Figure 2: Effects of architectures on metabolic cost and robustness of the response for the Spo0 phosphorelay of Bacillus subtilis and the Sln1 phosphorelay of Saccharomyces cerevisiae.
In all cases, the protein amounts of the alternative architectures were optimized to make the steady state signal-response curves be as similar as possible (see methods). A and B to the Spo0 phosphorelay. C and D pertain to the Sln1 phosphorelay. (A, C) Cost of synthesizing the circuit under different architectures. X–axis: PR architecture. Y–axis: total metabolic cost of the circuit proteins (arbitrary units). (B, D) Normalized sensitivity of the steady state concentration of the final response regulator to changes in parameters. X–axis: PR architecture. Y–axis: euclidean norm of the sensitivities vector of the response regulator.Spo0 System | ||
---|---|---|
Architecture | Type of signal | |
Inducing Phosphorylation 8000 simulations | Inducing Dephosphorylation 8000 simulations | |
M1 (Cognate) | 0.5 | 34.3 |
M2 | 6.7 | 18.3 |
M2′ | 2.7 | 6.1 |
M3 | 4.4 | 4.6 |
M4 (optimal) | 85.7 | 36.6 |
Sln1 System | ||
---|---|---|
Architecture | Type of signal | |
Inducing Phosphorylation 8000 simulations | Inducing Dephosphorylation 8000 simulations | |
M1 | 0 | 100 |
M2 (Cognate) | 30.9 | 0 |
M2′ | 5.3 | 0 |
M3 | 10.5 | 0 |
M4 (Optimal) | 53.3 | 0 |
Figure 3: (A-B) Effects of alternative architectures in the transmission of information through the Spo0 phosphorelay of Bacillus subtilis.

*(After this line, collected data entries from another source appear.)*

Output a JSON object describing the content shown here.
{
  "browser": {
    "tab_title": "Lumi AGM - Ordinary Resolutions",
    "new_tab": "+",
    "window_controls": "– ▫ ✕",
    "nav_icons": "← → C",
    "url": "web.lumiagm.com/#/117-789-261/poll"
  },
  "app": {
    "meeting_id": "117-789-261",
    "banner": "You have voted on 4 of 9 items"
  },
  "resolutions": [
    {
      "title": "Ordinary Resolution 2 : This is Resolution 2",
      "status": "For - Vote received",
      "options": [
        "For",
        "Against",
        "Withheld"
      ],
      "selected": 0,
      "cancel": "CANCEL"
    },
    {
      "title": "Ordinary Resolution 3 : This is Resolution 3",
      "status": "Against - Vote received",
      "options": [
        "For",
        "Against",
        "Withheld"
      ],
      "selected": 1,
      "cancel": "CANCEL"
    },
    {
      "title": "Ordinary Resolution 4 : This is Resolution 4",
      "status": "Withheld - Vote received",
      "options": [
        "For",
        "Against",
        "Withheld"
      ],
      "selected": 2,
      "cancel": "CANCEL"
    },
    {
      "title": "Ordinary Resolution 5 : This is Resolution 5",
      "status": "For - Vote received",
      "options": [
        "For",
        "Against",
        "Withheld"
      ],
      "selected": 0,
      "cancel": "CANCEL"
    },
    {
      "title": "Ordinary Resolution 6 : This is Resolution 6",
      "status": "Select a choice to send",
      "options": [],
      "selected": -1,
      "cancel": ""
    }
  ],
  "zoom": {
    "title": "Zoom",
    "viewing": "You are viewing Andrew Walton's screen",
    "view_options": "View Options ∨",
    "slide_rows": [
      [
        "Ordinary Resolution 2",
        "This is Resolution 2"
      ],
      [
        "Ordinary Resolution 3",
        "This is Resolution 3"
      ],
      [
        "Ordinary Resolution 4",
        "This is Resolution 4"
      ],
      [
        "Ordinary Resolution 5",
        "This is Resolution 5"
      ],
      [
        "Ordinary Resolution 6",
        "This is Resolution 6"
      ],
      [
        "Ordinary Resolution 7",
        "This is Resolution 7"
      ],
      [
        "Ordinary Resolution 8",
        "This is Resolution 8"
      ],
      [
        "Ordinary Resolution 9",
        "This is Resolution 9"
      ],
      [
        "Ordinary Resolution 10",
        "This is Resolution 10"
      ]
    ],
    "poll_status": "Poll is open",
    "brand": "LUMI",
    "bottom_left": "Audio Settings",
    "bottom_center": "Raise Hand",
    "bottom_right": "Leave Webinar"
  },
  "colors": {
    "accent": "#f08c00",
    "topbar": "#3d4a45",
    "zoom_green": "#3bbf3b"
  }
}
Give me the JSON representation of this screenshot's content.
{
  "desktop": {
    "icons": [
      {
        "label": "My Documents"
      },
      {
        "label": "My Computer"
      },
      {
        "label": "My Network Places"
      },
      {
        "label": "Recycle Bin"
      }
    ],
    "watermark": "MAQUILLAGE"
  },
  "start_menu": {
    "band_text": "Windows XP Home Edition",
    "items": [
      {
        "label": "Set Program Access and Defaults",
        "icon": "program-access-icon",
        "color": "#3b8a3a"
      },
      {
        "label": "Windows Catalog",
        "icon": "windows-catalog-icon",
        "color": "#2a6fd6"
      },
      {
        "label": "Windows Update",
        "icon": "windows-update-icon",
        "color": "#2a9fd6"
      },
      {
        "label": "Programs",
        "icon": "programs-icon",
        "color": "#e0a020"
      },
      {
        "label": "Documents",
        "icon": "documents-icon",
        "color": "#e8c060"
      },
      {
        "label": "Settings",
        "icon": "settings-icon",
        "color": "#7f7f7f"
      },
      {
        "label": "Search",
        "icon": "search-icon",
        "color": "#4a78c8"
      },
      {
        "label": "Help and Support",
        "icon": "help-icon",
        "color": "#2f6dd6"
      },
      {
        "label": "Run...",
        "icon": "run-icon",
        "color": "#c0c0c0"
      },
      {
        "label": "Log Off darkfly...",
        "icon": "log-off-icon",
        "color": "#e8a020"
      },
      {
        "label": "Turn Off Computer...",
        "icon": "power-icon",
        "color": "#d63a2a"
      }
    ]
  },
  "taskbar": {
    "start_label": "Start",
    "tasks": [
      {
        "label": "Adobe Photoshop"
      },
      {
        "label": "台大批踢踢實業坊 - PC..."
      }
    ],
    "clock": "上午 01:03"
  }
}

In all cases, the protein amounts of the alternative architectures were optimized to make the steady state signal-response curves be as similar as possible. The Y-axis represents the accumulated mutual information over a range of six orders of magnitude for the self-dephosphorylation rate constant of kinA between variations in the number of phosphorylated kinA molecules and that of phosphorylated Spo0E molecules. kKinA→KinA−P represents modulation of the kinA phosphorylation rate, while kSpo0A→Spo0A−P represents modulation of SpoA dephosphorylation. Architecture M1 transmits the most information for comparable parameter values.The Sln1/Ypd1/Ssk1 and Sln1/Ypd1/Skn7 phosphorelays of Saccharomyces cerevisiae
S. cerevisiae uses a PR with architecture M2 to sense changes in the osmolarity of the medium and regulate its internal metabolism and membrane composition, adapting to those changes. The hybrid sensor kinase Sln1 senses changes in membrane curvature and ultimately modulates the phosphorylation state of the terminal response regulators Ssk1 and Skn7. Phosphorylation of Ssk1 acts as a molecular switch in controlling the yeast’s osmosensing mitogen-activated protein (MAP) kinase cascade (Janiak-Spens, Cook & West, 2005), while phosphorylation of Skn7 directly affects the transcription of SLN1-SKN7-responsive genes (Fassler & West, 2013). Skn7 is also involved in regulating heat shock response in a Sln1-Ypd1 independent way (Fassler & West, 2013). Reliable kinetic parameter values and protein abundances are available for this PR.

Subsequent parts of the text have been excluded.